Individuals may have made pension contributions in the year but they may also have accessed some of their pension savings in the year or in an earlier tax year.
The MPAA does not apply if the benefits are taken as:
Where an Individual has flexibly accessed their pension benefits from a defined contribution pension scheme or SASS, their pension contributions should be restricted from that date onwards (the trigger date). This restriction is imposed by the money purchase annual allowance (MPAA), which was initially set at £10,000, but reduced to £4,000 on 6 April 2017.
The MPAA does not apply if the benefits are taken as:
- a small pots lump sum;
- a pension commencement lump sum and no income is taken; or
- the income comes from a capped draw-down arrangement.

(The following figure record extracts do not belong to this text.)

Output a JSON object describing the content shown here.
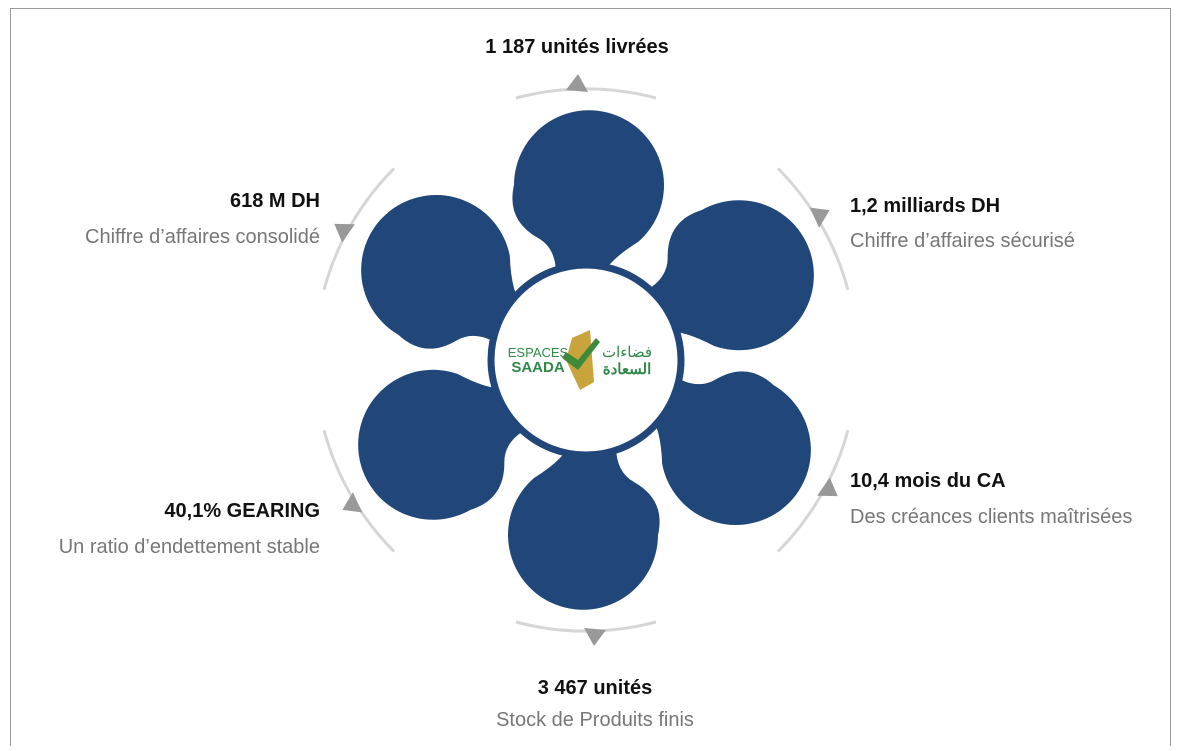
{
  "items": [
    {
      "value": "1 187 unités livrées"
    },
    {
      "value": "1,2 milliards DH",
      "caption": "Chiffre d’affaires sécurisé"
    },
    {
      "value": "10,4 mois du CA",
      "caption": "Des créances clients maîtrisées"
    },
    {
      "value": "3 467 unités",
      "caption": "Stock de Produits finis"
    },
    {
      "value": "40,1% GEARING",
      "caption": "Un ratio d’endettement stable"
    },
    {
      "value": "618 M DH",
      "caption": "Chiffre d’affaires consolidé"
    }
  ],
  "logo": {
    "latin": [
      "ESPACES",
      "SAADA"
    ],
    "arabic": [
      "فضاءات",
      "السعادة"
    ]
  }
}
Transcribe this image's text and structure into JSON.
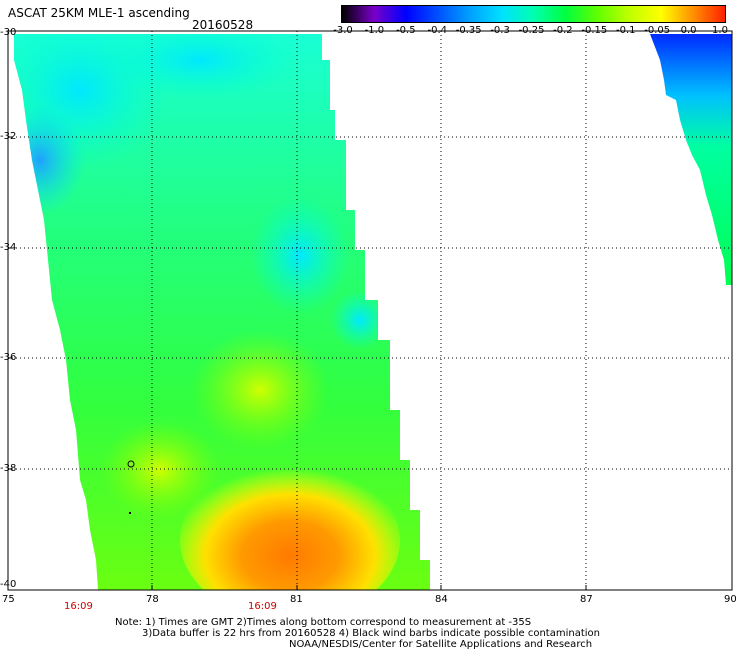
{
  "header": {
    "title": "ASCAT 25KM MLE-1 ascending",
    "date": "20160528"
  },
  "colorbar": {
    "labels": [
      "-3.0",
      "-1.0",
      "-0.5",
      "-0.4",
      "-0.35",
      "-0.3",
      "-0.25",
      "-0.2",
      "-0.15",
      "-0.1",
      "-0.05",
      "0.0",
      "1.0"
    ],
    "colors": [
      "#000000",
      "#7a00c8",
      "#0000ff",
      "#0050ff",
      "#00a0ff",
      "#00e0ff",
      "#00ffb0",
      "#00ff40",
      "#60ff00",
      "#c0ff00",
      "#ffff00",
      "#ff9000",
      "#ff2000"
    ]
  },
  "axes": {
    "lat_labels": [
      "-30",
      "-32",
      "-34",
      "-36",
      "-38",
      "-40"
    ],
    "lon_labels": [
      "75",
      "78",
      "81",
      "84",
      "87",
      "90"
    ]
  },
  "times": [
    "16:09",
    "16:09"
  ],
  "note": {
    "line1": "Note: 1) Times are GMT 2)Times along bottom correspond to measurement at -35S",
    "line2": "3)Data buffer is 22 hrs from 20160528 4) Black wind barbs indicate possible contamination",
    "line3": "NOAA/NESDIS/Center for Satellite Applications and Research"
  }
}
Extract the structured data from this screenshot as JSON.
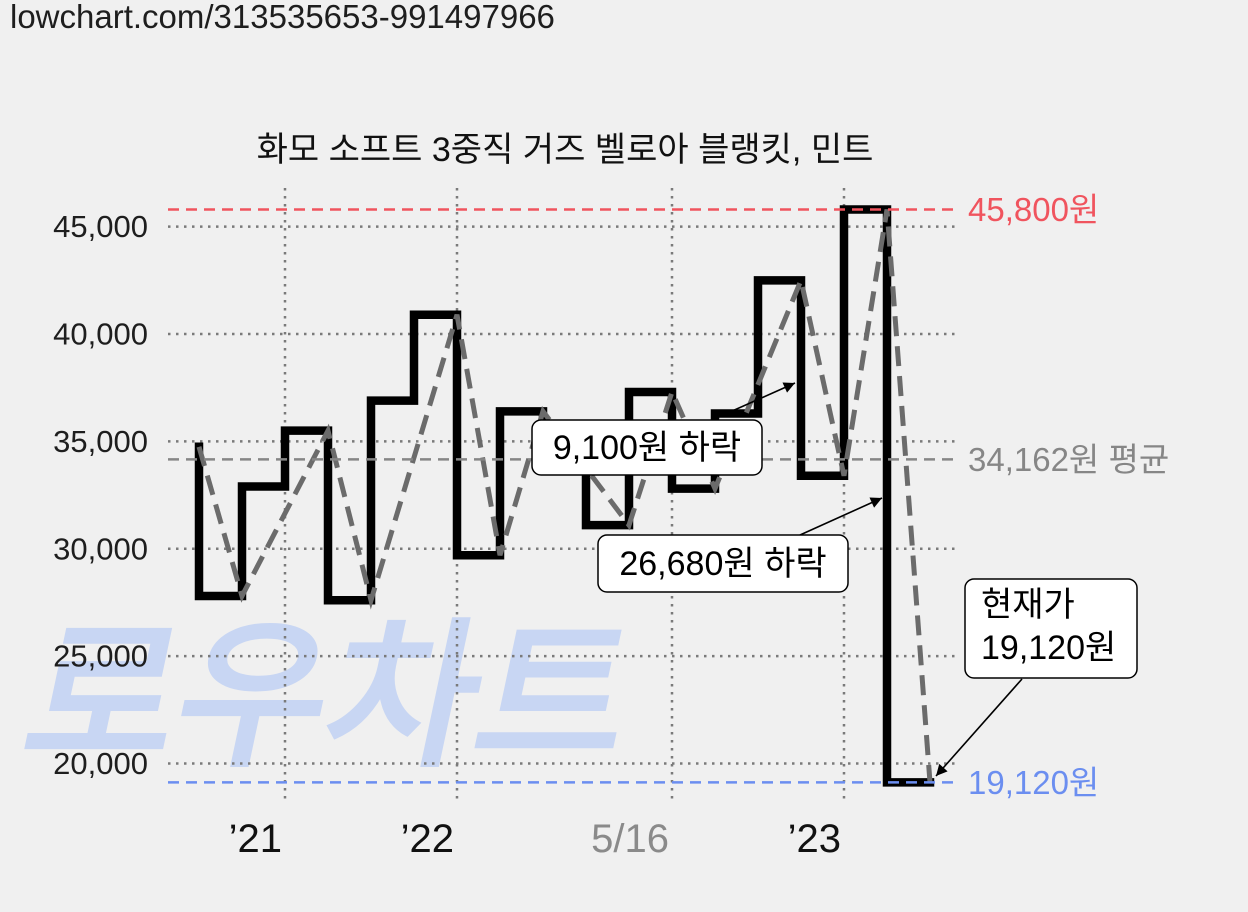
{
  "page": {
    "url_text": "lowchart.com/313535653-991497966",
    "watermark": "로우차트",
    "watermark_color": "#c8d6f3",
    "background": "#f0f0f0"
  },
  "chart_data": {
    "type": "line",
    "title": "화모 소프트 3중직 거즈 벨로아 블랭킷, 민트",
    "xlabel": "",
    "ylabel": "",
    "ylim": [
      18300,
      46800
    ],
    "grid": true,
    "y_ticks": [
      {
        "value": 45000,
        "label": "45,000"
      },
      {
        "value": 40000,
        "label": "40,000"
      },
      {
        "value": 35000,
        "label": "35,000"
      },
      {
        "value": 30000,
        "label": "30,000"
      },
      {
        "value": 25000,
        "label": "25,000"
      },
      {
        "value": 20000,
        "label": "20,000"
      }
    ],
    "x_ticks": [
      {
        "period": 2,
        "label": "’21",
        "color": "#111111"
      },
      {
        "period": 6,
        "label": "’22",
        "color": "#111111"
      },
      {
        "period": 11,
        "label": "5/16",
        "color": "#8a8a8a"
      },
      {
        "period": 15,
        "label": "’23",
        "color": "#111111"
      }
    ],
    "series": [
      {
        "style": "step",
        "color": "#000000",
        "start_value": 34750,
        "values": [
          27800,
          32900,
          35500,
          27600,
          36900,
          40900,
          29700,
          36400,
          34000,
          31100,
          37300,
          32800,
          36300,
          42500,
          33400,
          45800,
          19120
        ]
      },
      {
        "style": "dashed",
        "color": "#6b6b6b",
        "points": [
          [
            0,
            34750
          ],
          [
            1,
            27800
          ],
          [
            3,
            35500
          ],
          [
            4,
            27600
          ],
          [
            6,
            40900
          ],
          [
            7,
            29700
          ],
          [
            8,
            36400
          ],
          [
            10,
            31100
          ],
          [
            11,
            37300
          ],
          [
            12,
            32800
          ],
          [
            14,
            42500
          ],
          [
            15,
            33400
          ],
          [
            16,
            45800
          ],
          [
            17,
            19120
          ]
        ]
      }
    ],
    "reference_lines": [
      {
        "kind": "max",
        "value": 45800,
        "label": "45,800원",
        "color": "#f0545e"
      },
      {
        "kind": "average",
        "value": 34162,
        "label": "34,162원 평균",
        "color": "#868686"
      },
      {
        "kind": "min",
        "value": 19120,
        "label": "19,120원",
        "color": "#6b8ef0"
      }
    ],
    "annotations": [
      {
        "text": "9,100원 하락"
      },
      {
        "text": "26,680원 하락"
      },
      {
        "lines": [
          "현재가",
          "19,120원"
        ]
      }
    ]
  }
}
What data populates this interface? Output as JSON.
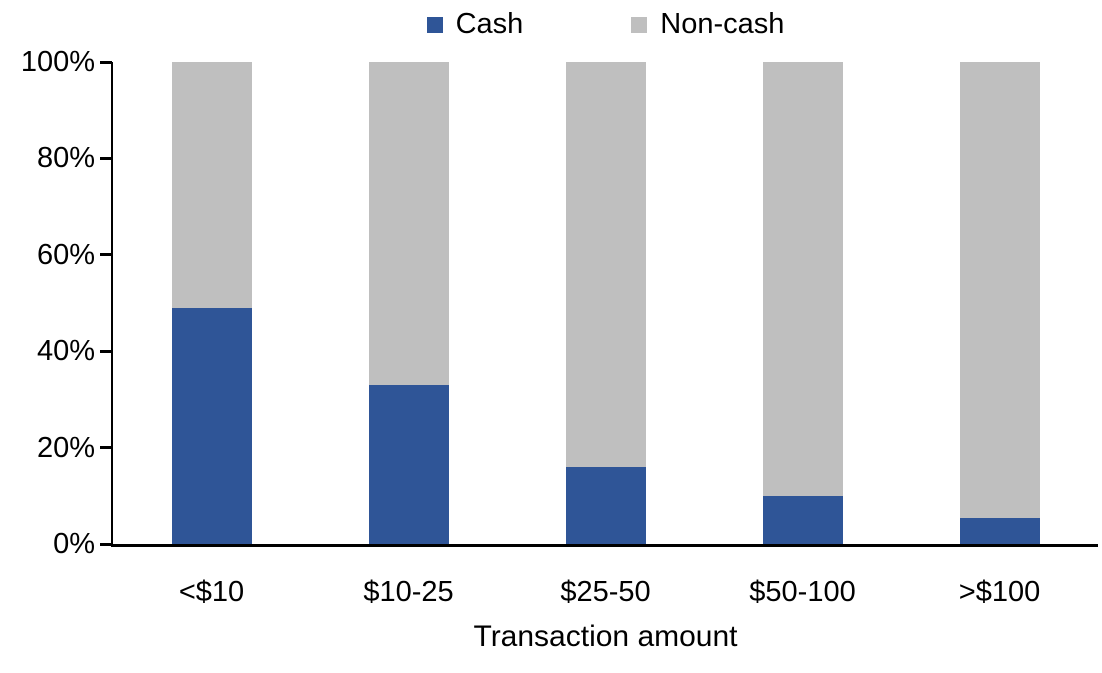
{
  "chart_data": {
    "type": "bar",
    "stacked": true,
    "title": "",
    "xlabel": "Transaction amount",
    "ylabel": "",
    "categories": [
      "<$10",
      "$10-25",
      "$25-50",
      "$50-100",
      ">$100"
    ],
    "series": [
      {
        "name": "Cash",
        "color": "#2F5597",
        "values": [
          49,
          33,
          16,
          10,
          5.5
        ]
      },
      {
        "name": "Non-cash",
        "color": "#BFBFBF",
        "values": [
          51,
          67,
          84,
          90,
          94.5
        ]
      }
    ],
    "y_ticks": [
      "0%",
      "20%",
      "40%",
      "60%",
      "80%",
      "100%"
    ],
    "ylim": [
      0,
      100
    ],
    "legend_position": "top",
    "grid": false,
    "axis_color": "#000000",
    "background_color": "#FFFFFF"
  }
}
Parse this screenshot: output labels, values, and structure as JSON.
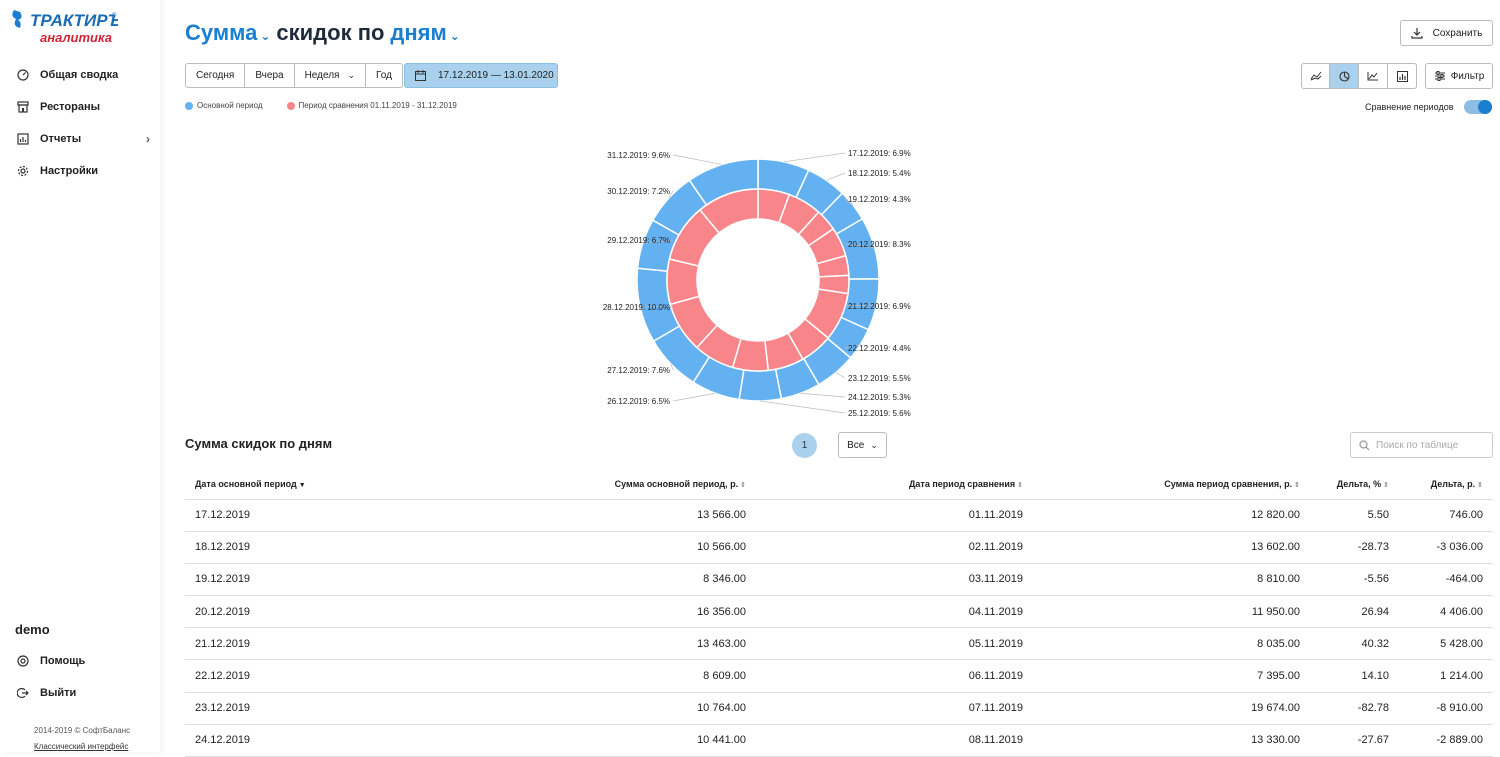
{
  "app": {
    "logo_line1": "ТРАКТИРЪ",
    "logo_line2": "аналитика",
    "logo_mark": "®"
  },
  "sidebar": {
    "items": [
      {
        "label": "Общая сводка",
        "icon": "gauge-icon"
      },
      {
        "label": "Рестораны",
        "icon": "store-icon"
      },
      {
        "label": "Отчеты",
        "icon": "report-icon"
      },
      {
        "label": "Настройки",
        "icon": "gear-icon"
      }
    ],
    "user": "demo",
    "help_label": "Помощь",
    "logout_label": "Выйти",
    "copyright": "2014-2019 © СофтБаланс",
    "classic_link": "Классический интерфейс"
  },
  "header": {
    "title_part1": "Сумма",
    "title_part2": "скидок по",
    "title_part3": "дням",
    "save_label": "Сохранить"
  },
  "toolbar": {
    "periods": [
      "Сегодня",
      "Вчера",
      "Неделя",
      "Год"
    ],
    "date_range": "17.12.2019 — 13.01.2020",
    "filter_label": "Фильтр",
    "views": [
      "line-chart-icon",
      "pie-chart-icon",
      "area-chart-icon",
      "bar-chart-icon"
    ],
    "active_view": "pie-chart-icon"
  },
  "legend": {
    "main": "Основной период",
    "compare": "Период сравнения 01.11.2019 - 31.12.2019",
    "compare_toggle_label": "Сравнение периодов",
    "compare_enabled": true
  },
  "colors": {
    "main": "#64b1f1",
    "compare": "#f7858a",
    "accent": "#1a7fd0"
  },
  "chart_data": {
    "type": "pie",
    "variant": "nested-donut",
    "series": [
      {
        "name": "Основной период",
        "labels": [
          "17.12.2019: 6.9%",
          "18.12.2019: 5.4%",
          "19.12.2019: 4.3%",
          "20.12.2019: 8.3%",
          "21.12.2019: 6.9%",
          "22.12.2019: 4.4%",
          "23.12.2019: 5.5%",
          "24.12.2019: 5.3%",
          "25.12.2019: 5.6%",
          "26.12.2019: 6.5%",
          "27.12.2019: 7.6%",
          "28.12.2019: 10.0%",
          "29.12.2019: 6.7%",
          "30.12.2019: 7.2%",
          "31.12.2019: 9.6%"
        ],
        "values": [
          6.9,
          5.4,
          4.3,
          8.3,
          6.9,
          4.4,
          5.5,
          5.3,
          5.6,
          6.5,
          7.6,
          10.0,
          6.7,
          7.2,
          9.6
        ]
      },
      {
        "name": "Период сравнения 01.11.2019 - 31.12.2019",
        "values": [
          5.6,
          6.0,
          3.9,
          5.2,
          3.5,
          3.2,
          8.6,
          5.8,
          6.4,
          6.3,
          7.2,
          9.0,
          8.0,
          10.3,
          11.0
        ]
      }
    ]
  },
  "table": {
    "title": "Сумма скидок по дням",
    "page": "1",
    "page_size": "Все",
    "search_placeholder": "Поиск по таблице",
    "columns": [
      "Дата основной период",
      "Сумма основной период, р.",
      "Дата период сравнения",
      "Сумма период сравнения, р.",
      "Дельта, %",
      "Дельта, р."
    ],
    "rows": [
      [
        "17.12.2019",
        "13 566.00",
        "01.11.2019",
        "12 820.00",
        "5.50",
        "746.00"
      ],
      [
        "18.12.2019",
        "10 566.00",
        "02.11.2019",
        "13 602.00",
        "-28.73",
        "-3 036.00"
      ],
      [
        "19.12.2019",
        "8 346.00",
        "03.11.2019",
        "8 810.00",
        "-5.56",
        "-464.00"
      ],
      [
        "20.12.2019",
        "16 356.00",
        "04.11.2019",
        "11 950.00",
        "26.94",
        "4 406.00"
      ],
      [
        "21.12.2019",
        "13 463.00",
        "05.11.2019",
        "8 035.00",
        "40.32",
        "5 428.00"
      ],
      [
        "22.12.2019",
        "8 609.00",
        "06.11.2019",
        "7 395.00",
        "14.10",
        "1 214.00"
      ],
      [
        "23.12.2019",
        "10 764.00",
        "07.11.2019",
        "19 674.00",
        "-82.78",
        "-8 910.00"
      ],
      [
        "24.12.2019",
        "10 441.00",
        "08.11.2019",
        "13 330.00",
        "-27.67",
        "-2 889.00"
      ]
    ]
  }
}
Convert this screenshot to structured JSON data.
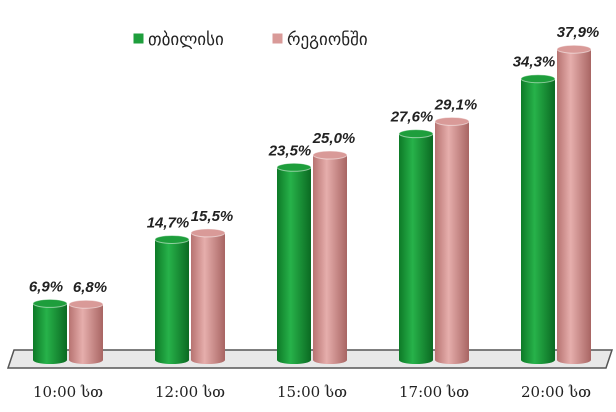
{
  "chart_data": {
    "type": "bar",
    "categories": [
      "10:00 სთ",
      "12:00 სთ",
      "15:00 სთ",
      "17:00 სთ",
      "20:00 სთ"
    ],
    "series": [
      {
        "name": "თბილისი",
        "color": "#1e9e3c",
        "values": [
          6.9,
          14.7,
          23.5,
          27.6,
          34.3
        ],
        "value_labels": [
          "6,9%",
          "14,7%",
          "23,5%",
          "27,6%",
          "34,3%"
        ]
      },
      {
        "name": "რეგიონში",
        "color": "#d99a98",
        "values": [
          6.8,
          15.5,
          25.0,
          29.1,
          37.9
        ],
        "value_labels": [
          "6,8%",
          "15,5%",
          "25,0%",
          "29,1%",
          "37,9%"
        ]
      }
    ]
  }
}
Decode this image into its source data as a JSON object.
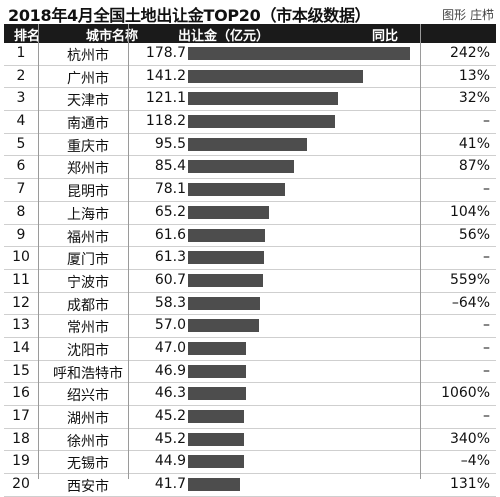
{
  "credit": "图形  庄栉",
  "chart_data": {
    "type": "bar",
    "title": "2018年4月全国土地出让金TOP20（市本级数据）",
    "columns": [
      "排名",
      "城市名称",
      "出让金（亿元）",
      "同比"
    ],
    "ranks": [
      "1",
      "2",
      "3",
      "4",
      "5",
      "6",
      "7",
      "8",
      "9",
      "10",
      "11",
      "12",
      "13",
      "14",
      "15",
      "16",
      "17",
      "18",
      "19",
      "20"
    ],
    "categories": [
      "杭州市",
      "广州市",
      "天津市",
      "南通市",
      "重庆市",
      "郑州市",
      "昆明市",
      "上海市",
      "福州市",
      "厦门市",
      "宁波市",
      "成都市",
      "常州市",
      "沈阳市",
      "呼和浩特市",
      "绍兴市",
      "湖州市",
      "徐州市",
      "无锡市",
      "西安市"
    ],
    "values": [
      178.7,
      141.2,
      121.1,
      118.2,
      95.5,
      85.4,
      78.1,
      65.2,
      61.6,
      61.3,
      60.7,
      58.3,
      57.0,
      47.0,
      46.9,
      46.3,
      45.2,
      45.2,
      44.9,
      41.7
    ],
    "value_labels": [
      "178.7",
      "141.2",
      "121.1",
      "118.2",
      "95.5",
      "85.4",
      "78.1",
      "65.2",
      "61.6",
      "61.3",
      "60.7",
      "58.3",
      "57.0",
      "47.0",
      "46.9",
      "46.3",
      "45.2",
      "45.2",
      "44.9",
      "41.7"
    ],
    "yoy": [
      "242%",
      "13%",
      "32%",
      "–",
      "41%",
      "87%",
      "–",
      "104%",
      "56%",
      "–",
      "559%",
      "–64%",
      "–",
      "–",
      "–",
      "1060%",
      "–",
      "340%",
      "–4%",
      "131%"
    ],
    "xlim": [
      0,
      178.7
    ]
  }
}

Where the MPAA does apply, any contributions paid into a money purchase (defined contribution) scheme after the trigger date are measured against the MPAA. Where those contributions exceed the MPAA, a tax charge will be due.
As 2017/18 is the first year for which the lower MPAA of £4000 applies, more Individuals are likely to be caught by this tax charge. HMRC has recently set up an online tool to help clarify whether the MPAA tax charge applies, but the accompanying explanation is not easy to follow.
So specialist advice may be required to clarify whether an individual has to pay a pensions tax charge in respect of contributions paid in 2017/18 or earlier.